Storm King Wall—Andy Goldsworthy’s first museum commission for a permanent work in the United States and his largest single installation to date—exemplifies his nature-based methodology, which includes building this and other dry stone walls that draw on British agricultural tradition. Storm King Wall was originally imagined as a 750-foot-long dry stone wall snaking through the woods, but when it reached its planned endpoint, at the foot of a large oak tree, it seemed only natural to the artist for the wall to continue downhill to a nearby pond. Soon after the wall’s trajectory was extended again; it now emerges from the other side of the pond and continues uphill to Storm King’s western boundary at the New York State Thruway—totaling 2,278 feet overall.

The work was built, in some parts, stone-by-stone upon the remnants of an old farm wall that Goldsworthy found in the woods overlooking Moodna Creek, at Storm King’s eastern boundary.

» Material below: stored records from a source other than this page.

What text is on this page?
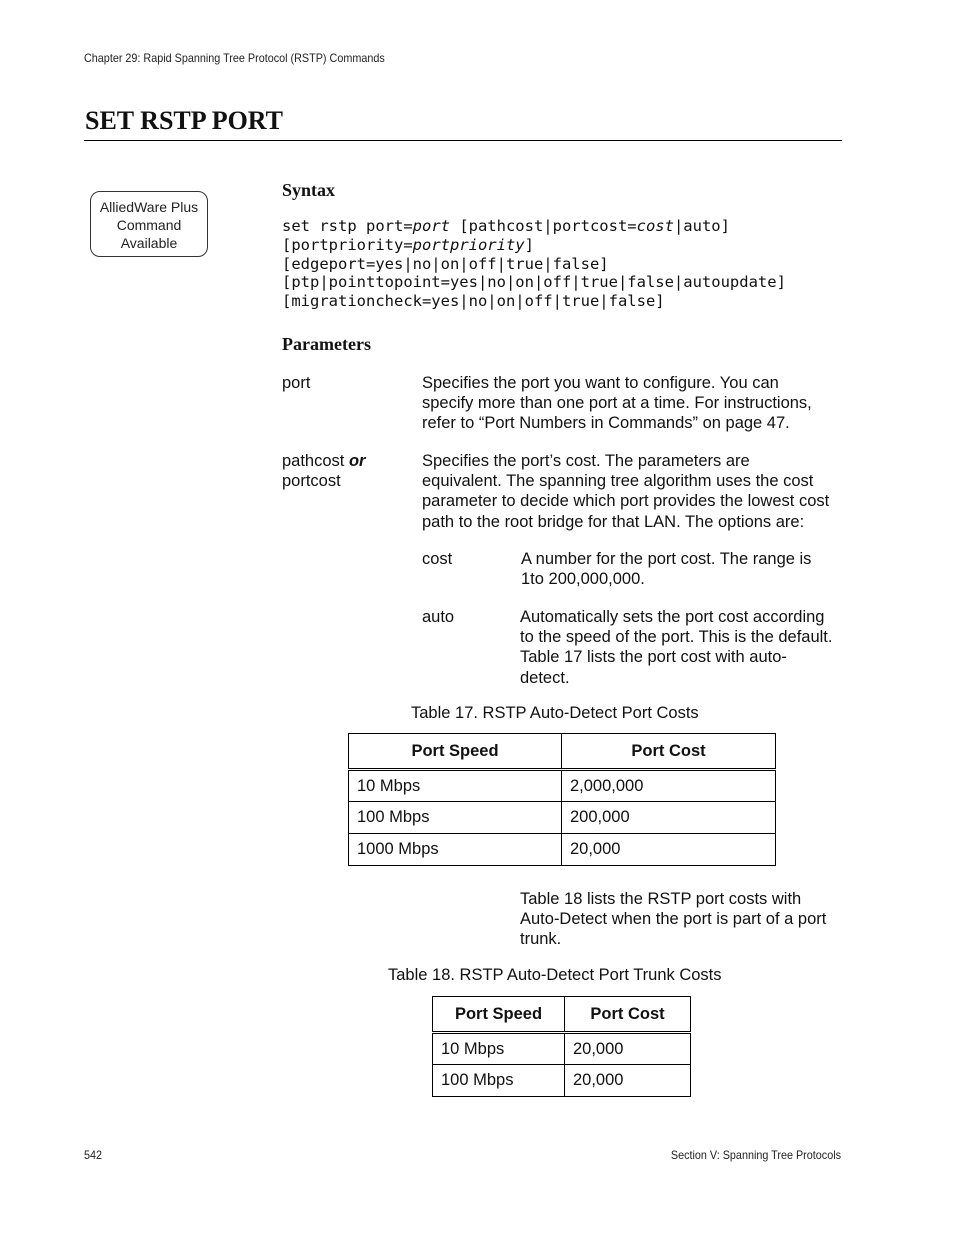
Chapter 29: Rapid Spanning Tree Protocol (RSTP) Commands
SET RSTP PORT
AlliedWare Plus
Command
Available
Syntax
set rstp port=port [pathcost|portcost=cost|auto]
[portpriority=portpriority]
[edgeport=yes|no|on|off|true|false]
[ptp|pointtopoint=yes|no|on|off|true|false|autoupdate]
[migrationcheck=yes|no|on|off|true|false]
Parameters
port	Specifies the port you want to configure. You can
specify more than one port at a time. For instructions,
refer to “Port Numbers in Commands” on page 47.
pathcost or
portcost
Specifies the port’s cost. The parameters are
equivalent. The spanning tree algorithm uses the cost
parameter to decide which port provides the lowest cost
path to the root bridge for that LAN. The options are:
cost	A number for the port cost. The range is
1to 200,000,000.
auto	Automatically sets the port cost according
to the speed of the port. This is the default.
Table 17 lists the port cost with auto-
detect.
Table 17. RSTP Auto-Detect Port Costs
Port Speed	Port Cost
10 Mbps	2,000,000
100 Mbps	200,000
1000 Mbps	20,000
Table 18 lists the RSTP port costs with
Auto-Detect when the port is part of a port
trunk.
Table 18. RSTP Auto-Detect Port Trunk Costs
Port Speed	Port Cost
10 Mbps	20,000
100 Mbps	20,000
542	Section V: Spanning Tree Protocols
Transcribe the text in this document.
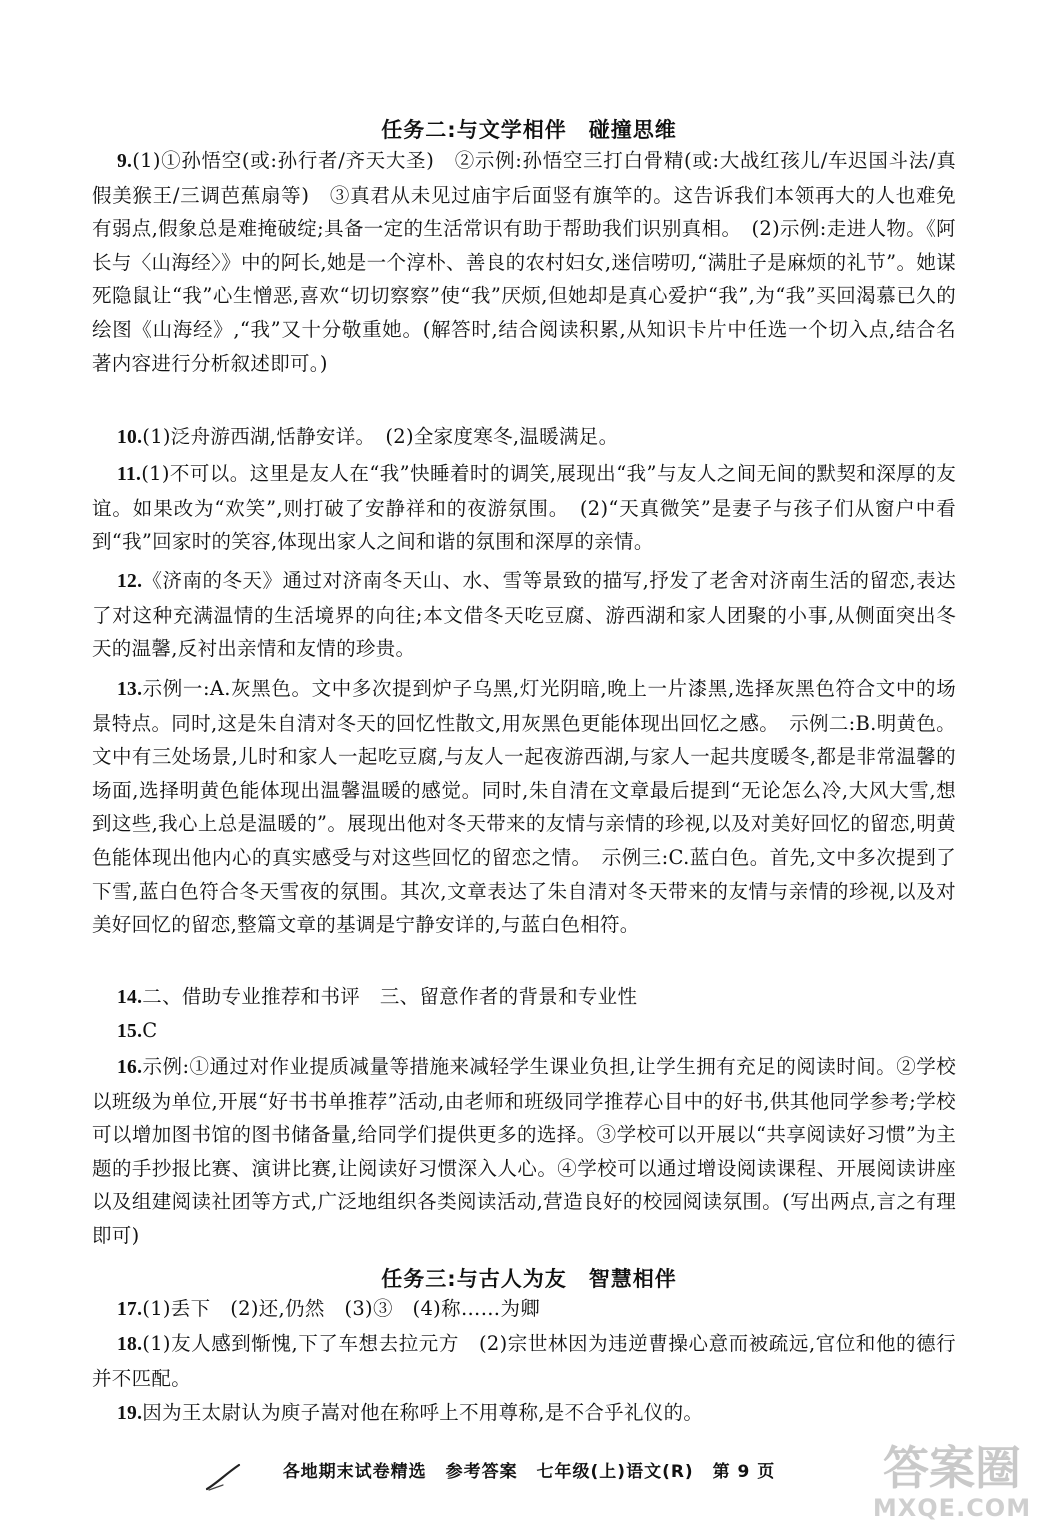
任务二:与文学相伴　碰撞思维
9.(1)①孙悟空(或:孙行者/齐天大圣)　②示例:孙悟空三打白骨精(或:大战红孩儿/车迟国斗法/真假美猴王/三调芭蕉扇等)　③真君从未见过庙宇后面竖有旗竿的。这告诉我们本领再大的人也难免有弱点,假象总是难掩破绽;具备一定的生活常识有助于帮助我们识别真相。　(2)示例:走进人物。《阿长与〈山海经〉》中的阿长,她是一个淳朴、善良的农村妇女,迷信唠叨,“满肚子是麻烦的礼节”。她谋死隐鼠让“我”心生憎恶,喜欢“切切察察”使“我”厌烦,但她却是真心爱护“我”,为“我”买回渴慕已久的绘图《山海经》,“我”又十分敬重她。(解答时,结合阅读积累,从知识卡片中任选一个切入点,结合名著内容进行分析叙述即可。)
10.(1)泛舟游西湖,恬静安详。　(2)全家度寒冬,温暖满足。
11.(1)不可以。这里是友人在“我”快睡着时的调笑,展现出“我”与友人之间无间的默契和深厚的友谊。如果改为“欢笑”,则打破了安静祥和的夜游氛围。　(2)“天真微笑”是妻子与孩子们从窗户中看到“我”回家时的笑容,体现出家人之间和谐的氛围和深厚的亲情。
12.《济南的冬天》通过对济南冬天山、水、雪等景致的描写,抒发了老舍对济南生活的留恋,表达了对这种充满温情的生活境界的向往;本文借冬天吃豆腐、游西湖和家人团聚的小事,从侧面突出冬天的温馨,反衬出亲情和友情的珍贵。
13.示例一:A.灰黑色。文中多次提到炉子乌黑,灯光阴暗,晚上一片漆黑,选择灰黑色符合文中的场景特点。同时,这是朱自清对冬天的回忆性散文,用灰黑色更能体现出回忆之感。　示例二:B.明黄色。文中有三处场景,儿时和家人一起吃豆腐,与友人一起夜游西湖,与家人一起共度暖冬,都是非常温馨的场面,选择明黄色能体现出温馨温暖的感觉。同时,朱自清在文章最后提到“无论怎么冷,大风大雪,想到这些,我心上总是温暖的”。展现出他对冬天带来的友情与亲情的珍视,以及对美好回忆的留恋,明黄色能体现出他内心的真实感受与对这些回忆的留恋之情。　示例三:C.蓝白色。首先,文中多次提到了下雪,蓝白色符合冬天雪夜的氛围。其次,文章表达了朱自清对冬天带来的友情与亲情的珍视,以及对美好回忆的留恋,整篇文章的基调是宁静安详的,与蓝白色相符。
14.二、借助专业推荐和书评　三、留意作者的背景和专业性
15.C
16.示例:①通过对作业提质减量等措施来减轻学生课业负担,让学生拥有充足的阅读时间。②学校以班级为单位,开展“好书书单推荐”活动,由老师和班级同学推荐心目中的好书,供其他同学参考;学校可以增加图书馆的图书储备量,给同学们提供更多的选择。③学校可以开展以“共享阅读好习惯”为主题的手抄报比赛、演讲比赛,让阅读好习惯深入人心。④学校可以通过增设阅读课程、开展阅读讲座以及组建阅读社团等方式,广泛地组织各类阅读活动,营造良好的校园阅读氛围。(写出两点,言之有理即可)
任务三:与古人为友　智慧相伴
17.(1)丢下　(2)还,仍然　(3)③　(4)称……为卿
18.(1)友人感到惭愧,下了车想去拉元方　(2)宗世林因为违逆曹操心意而被疏远,官位和他的德行并不匹配。
19.因为王太尉认为庾子嵩对他在称呼上不用尊称,是不合乎礼仪的。
各地期末试卷精选 参考答案 七年级(上)语文(R) 第 9 页	答案圈
MXQE.COM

Rising to a maximum height of about five feet, it follows a path the artist chose—winding through a row of trees that grew from seeds to saplings to maturity in a line alongside the original, dilapidated wall. Goldsworthy has speculated that these trees played a role in the slow collapse of the farm wall, and thus the new wall’s path winds through the trees instead of alongside them.

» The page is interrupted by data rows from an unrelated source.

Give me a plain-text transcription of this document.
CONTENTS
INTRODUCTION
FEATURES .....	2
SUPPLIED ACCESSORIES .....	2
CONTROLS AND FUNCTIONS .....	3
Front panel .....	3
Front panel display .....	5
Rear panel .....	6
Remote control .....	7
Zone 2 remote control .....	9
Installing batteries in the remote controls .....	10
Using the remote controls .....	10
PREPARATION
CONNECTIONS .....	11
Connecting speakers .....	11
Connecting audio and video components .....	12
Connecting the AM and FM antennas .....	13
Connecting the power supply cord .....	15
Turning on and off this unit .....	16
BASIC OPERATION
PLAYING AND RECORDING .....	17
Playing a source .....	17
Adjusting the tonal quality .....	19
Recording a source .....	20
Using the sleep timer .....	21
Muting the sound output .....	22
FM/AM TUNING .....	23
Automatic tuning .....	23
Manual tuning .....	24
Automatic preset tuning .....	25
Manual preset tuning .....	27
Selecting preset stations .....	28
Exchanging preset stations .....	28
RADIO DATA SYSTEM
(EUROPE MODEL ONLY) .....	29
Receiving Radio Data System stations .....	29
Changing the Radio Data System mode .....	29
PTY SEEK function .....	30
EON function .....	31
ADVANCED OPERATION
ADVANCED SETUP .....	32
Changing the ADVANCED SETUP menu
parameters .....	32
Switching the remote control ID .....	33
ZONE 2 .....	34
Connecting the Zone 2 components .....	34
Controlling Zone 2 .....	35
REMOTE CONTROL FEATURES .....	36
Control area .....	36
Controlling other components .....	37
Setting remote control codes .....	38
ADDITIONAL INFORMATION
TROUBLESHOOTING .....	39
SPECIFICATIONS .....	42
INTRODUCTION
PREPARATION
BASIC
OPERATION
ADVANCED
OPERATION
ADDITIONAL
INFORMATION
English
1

While Goldsworthy conceived Storm King Wall and supervised its construction, the roughhewn structure was built by a team of British wallers, who explained to Storm King staff exactly what kinds of stone to harvest and sort in preparation for their work: chunky foundation stones, a smaller, rounder variety for the wall’s midsection, large “through stones,” and flat cap stones for the top layer. The British team built the wall by placing one stone on top of another while chipping and shaping each one to fit snugly; no concrete was used in stacking the wall’s 1,579 tons of fieldstone. The stones can be as captivating as the wall itself.